How to stop being afraid and fall in love with syntactic analysis?

As often when programming another business feature, you caught yourself thinking: there are people on Earth who write databases, recognize faces in photos, make frameworks and implement interesting algorithms. Why in my work it all comes down to shifting from one database table to another, calling http-services, html-form layout and other “business noodles”? Maybe I'm doing something wrong or working in the wrong company?
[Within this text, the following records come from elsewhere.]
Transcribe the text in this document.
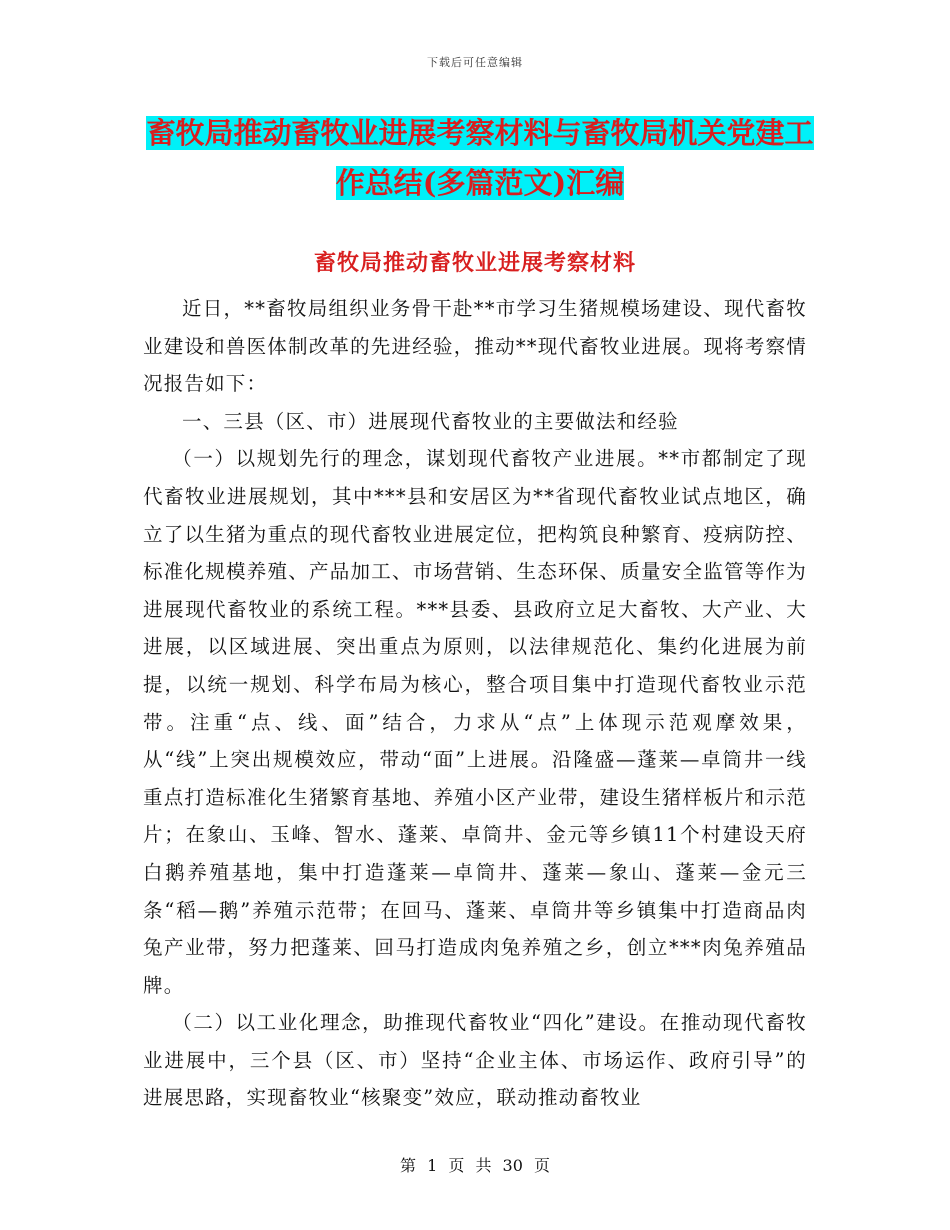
下载后可任意编辑
畜牧局推动畜牧业进展考察材料与畜牧局机关党建工
作总结(多篇范文)汇编
畜牧局推动畜牧业进展考察材料

近日，**畜牧局组织业务骨干赴**市学习生猪规模场建设、现代畜牧业建设和兽医体制改革的先进经验，推动**现代畜牧业进展。现将考察情况报告如下：

一、三县（区、市）进展现代畜牧业的主要做法和经验

（一）以规划先行的理念，谋划现代畜牧产业进展。**市都制定了现代畜牧业进展规划，其中***县和安居区为**省现代畜牧业试点地区，确立了以生猪为重点的现代畜牧业进展定位，把构筑良种繁育、疫病防控、标准化规模养殖、产品加工、市场营销、生态环保、质量安全监管等作为进展现代畜牧业的系统工程。***县委、县政府立足大畜牧、大产业、大进展，以区域进展、突出重点为原则，以法律规范化、集约化进展为前提，以统一规划、科学布局为核心，整合项目集中打造现代畜牧业示范带。注重“点、线、面”结合，力求从“点”上体现示范观摩效果，从“线”上突出规模效应，带动“面”上进展。沿隆盛—蓬莱—卓筒井一线重点打造标准化生猪繁育基地、养殖小区产业带，建设生猪样板片和示范片；在象山、玉峰、智水、蓬莱、卓筒井、金元等乡镇11个村建设天府白鹅养殖基地，集中打造蓬莱—卓筒井、蓬莱—象山、蓬莱—金元三条“稻—鹅”养殖示范带；在回马、蓬莱、卓筒井等乡镇集中打造商品肉兔产业带，努力把蓬莱、回马打造成肉兔养殖之乡，创立***肉兔养殖品牌。

（二）以工业化理念，助推现代畜牧业“四化”建设。在推动现代畜牧业进展中，三个县（区、市）坚持“企业主体、市场运作、政府引导”的进展思路，实现畜牧业“核聚变”效应，联动推动畜牧业

第 1 页 共 30 页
The good news is that interesting challenges surround us everywhere. Strong desire and courage work wonders on the way to the goal - a task of any scale will be up to you, if you just start doing it.

Recently we have written the 1C query language parser and its translator into plain SQL. This allowed us to fulfill requests to 1C without the participation of 1C :) The minimum working version on regexp-ah turned out for two weeks. Another month went to a full-fledged parser through grammars, digging out the nuances of the database structure of different 1C objects and implementing specific operators and functions. As a result, the solution supports almost all language constructs, the source code is uploaded to GitHub .
')
Under the cut, we will tell you why we needed it, how we did it, and also touch on some interesting technical details.

How did it all start?

We work in a large accounting company Button . We have 1005 clients serviced, 75 accountants and 11 developers work. Our accountants keep records of thousands of client bases in 1C: Accounting . To manage databases, we use the cloud technology 1cFresh, the data for it is stored in PostgreSQL.

The most difficult stage in the work of an accountant is reporting. It would seem that 1C can prepare any reporting, but for this it needs the current state of the database. Someone must enter all primary documents into the system, import a bank statement, create and carry out the necessary accounting documents. At the same time, the deadlines for submitting reports in our beloved state are strictly limited, so accountants usually live from one sleepless time trouble to another.

We thought: how can accountants make their lives easier?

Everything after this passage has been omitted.